Bevelaqua FA and Aranda C: Management of spontaneous pneumothorax with small lumen catheter manual aspiration. Chest 1982; 81:693-694.
Gustman P, Yerger L, Wanner A: Immediate Cardiovascular Effects of Tension Pneumothorax, ARRD 1983; 127:171-174.
Haake R, Schlichtig R, Ulstad DR: Barotrauma Pathophysiology, Risk Factors, and Prevention, CHEST 1987, 91:608-613.
Conces DJ et al: Treatment of Pneumothoraces Utilizing Small Caliber Chest Tubes, CHEST 1988, 94:55-60.
Jenkinson, SG: Pneumothorax, Clinics in Chest Medicine, 1985, 6:153-161.
Ohata M, Suzuki H: Pathogenesis of Spontaneous Pneumothorax, CHEST 1980, 77:771-776.

Hemothorax

Hemothorax
By Donald R. Elton, MD, FCCP
Lexington Pulmonary and Critical Care


Definition
A hemothorax is a collection of blood in the pleural space. It is classified according to the amount of blood. 350 ml or less is considered minimal, 350-1500 ml is moderate, and greater than 1500 ml is considered massive. In many cases, blood in the pleural cavity will be diluted by other pleural fluid. In these cases, the pleural fluid hematocrit can be used to diagnose a hemothorax using a hematocrit of greater than half the serum hematocrit as diagnostic of hemothorax.

Presentation
The presentation of hemothorax is related primarily to the acuity in that a chronic or slowly accumulating hemothorax may be asymptomatic while an acute hemothorax may present with shock, anemia, and respiratory compromise relating to compression of the lung and mediastinum by pressurized blood resembling the presentation of a tension pneumothorax.

Etiology
Trauma is an important cause of hemothorax. Hemothorax may result from either blunt or penetrating trauma of the chest but can also result from trauma to the abdomen such as from a ruptured spleen or liver. A ruptured ectopic pregnancy, bleeding from recent abdominal or pelvic surgery, or a ruptured abdominal aneurysm can also cause a hemothorax. Blood most commonly comes from systemic chest-wall vessels but can get to the pleural space from the pulmonary and/or bronchial vasculature.
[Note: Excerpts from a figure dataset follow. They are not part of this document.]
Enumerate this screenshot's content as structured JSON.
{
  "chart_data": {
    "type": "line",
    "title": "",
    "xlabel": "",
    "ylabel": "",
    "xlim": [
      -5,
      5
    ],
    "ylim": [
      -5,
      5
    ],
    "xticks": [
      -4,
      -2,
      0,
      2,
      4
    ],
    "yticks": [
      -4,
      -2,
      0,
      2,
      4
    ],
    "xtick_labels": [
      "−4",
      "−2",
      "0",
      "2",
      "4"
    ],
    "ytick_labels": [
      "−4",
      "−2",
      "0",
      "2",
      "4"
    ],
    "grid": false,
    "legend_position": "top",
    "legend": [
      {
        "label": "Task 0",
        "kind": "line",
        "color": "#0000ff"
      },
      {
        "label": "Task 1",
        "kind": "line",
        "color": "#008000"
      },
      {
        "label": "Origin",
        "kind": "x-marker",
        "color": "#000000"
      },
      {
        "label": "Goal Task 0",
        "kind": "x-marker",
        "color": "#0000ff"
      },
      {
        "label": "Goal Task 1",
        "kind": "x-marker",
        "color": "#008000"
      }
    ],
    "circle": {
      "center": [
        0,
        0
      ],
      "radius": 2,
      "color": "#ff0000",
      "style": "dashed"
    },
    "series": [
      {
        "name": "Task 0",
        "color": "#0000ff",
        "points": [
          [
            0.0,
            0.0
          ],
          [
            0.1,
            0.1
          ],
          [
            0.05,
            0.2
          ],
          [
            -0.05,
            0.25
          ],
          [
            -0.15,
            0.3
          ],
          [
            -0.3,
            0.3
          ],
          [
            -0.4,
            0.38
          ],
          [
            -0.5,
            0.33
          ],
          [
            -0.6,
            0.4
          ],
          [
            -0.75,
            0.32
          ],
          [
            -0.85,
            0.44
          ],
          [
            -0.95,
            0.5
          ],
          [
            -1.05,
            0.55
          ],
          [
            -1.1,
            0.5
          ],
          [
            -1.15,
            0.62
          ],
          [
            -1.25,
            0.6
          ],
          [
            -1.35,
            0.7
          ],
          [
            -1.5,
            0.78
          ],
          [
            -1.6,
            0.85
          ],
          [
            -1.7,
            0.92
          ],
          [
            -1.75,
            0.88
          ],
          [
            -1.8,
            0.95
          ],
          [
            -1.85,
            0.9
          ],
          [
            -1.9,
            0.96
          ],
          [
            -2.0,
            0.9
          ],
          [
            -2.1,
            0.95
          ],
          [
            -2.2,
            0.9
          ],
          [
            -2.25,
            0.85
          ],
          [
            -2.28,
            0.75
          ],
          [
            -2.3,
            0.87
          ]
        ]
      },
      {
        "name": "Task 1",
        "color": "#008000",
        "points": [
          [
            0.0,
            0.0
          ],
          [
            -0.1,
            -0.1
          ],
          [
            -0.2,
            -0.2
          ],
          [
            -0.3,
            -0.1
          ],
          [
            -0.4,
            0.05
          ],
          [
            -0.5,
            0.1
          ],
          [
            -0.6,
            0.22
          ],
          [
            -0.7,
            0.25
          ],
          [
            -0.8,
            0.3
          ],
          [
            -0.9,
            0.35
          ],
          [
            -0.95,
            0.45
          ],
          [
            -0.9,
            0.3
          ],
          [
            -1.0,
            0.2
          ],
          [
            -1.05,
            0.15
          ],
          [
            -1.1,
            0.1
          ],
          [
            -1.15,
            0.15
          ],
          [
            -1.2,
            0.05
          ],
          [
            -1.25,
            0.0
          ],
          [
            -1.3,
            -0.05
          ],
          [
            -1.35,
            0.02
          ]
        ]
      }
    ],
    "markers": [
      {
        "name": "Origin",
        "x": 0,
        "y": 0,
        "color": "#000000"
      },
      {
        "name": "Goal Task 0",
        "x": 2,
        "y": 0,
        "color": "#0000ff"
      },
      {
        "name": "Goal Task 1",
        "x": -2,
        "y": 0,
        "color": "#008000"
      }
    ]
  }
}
Other diagnostic considerations for hemothorax include malignancy (lung or pleural), or a pulmonary embolus or infarct. An unusual iatrogenic cause of hemothorax is from insertion of a central IV line through a vascular structure and into the pleural cavity.

Treatment
Chest tube drainage is the primary therapy for a hemothorax and 85% of cases will resolve spontaneously with only this treatment. If blood loss continues at a rate higher than 100-200 ml / hour then a thoracotomy should be considered remembering that a hemothorax could originate in the abdomen.

References
Lewis FR, Krupski WC, Trunkey DD: Management of the Injured Patient In Way LW (Ed.), Current Surgical Diagnosis & Treatment, Lange Medical Publications, 1983. Pp 194-5.
Conners AF, Altose MD: Pleural Anatomy, Pleural Fluid Dynamics, and the Diagnosis of Pleural Disease In Baum GL, Wolinsky E (Ed.), Textbook of Pulmonary Diseases, 4th edition, Little, Brown and Company, 1989. p 1569.
Ganji H, Vidrine A: Ectopic Pregnancy presenting as hemothorax, American Journal of Surgery 1970 December; 120(6) 807-9.
Pratt JH, Shamblin WR: Spontaneous hemothorax as a direct complication of hemoperitoneum, Annals of Surgery 1968 June; 167(6) 867-72.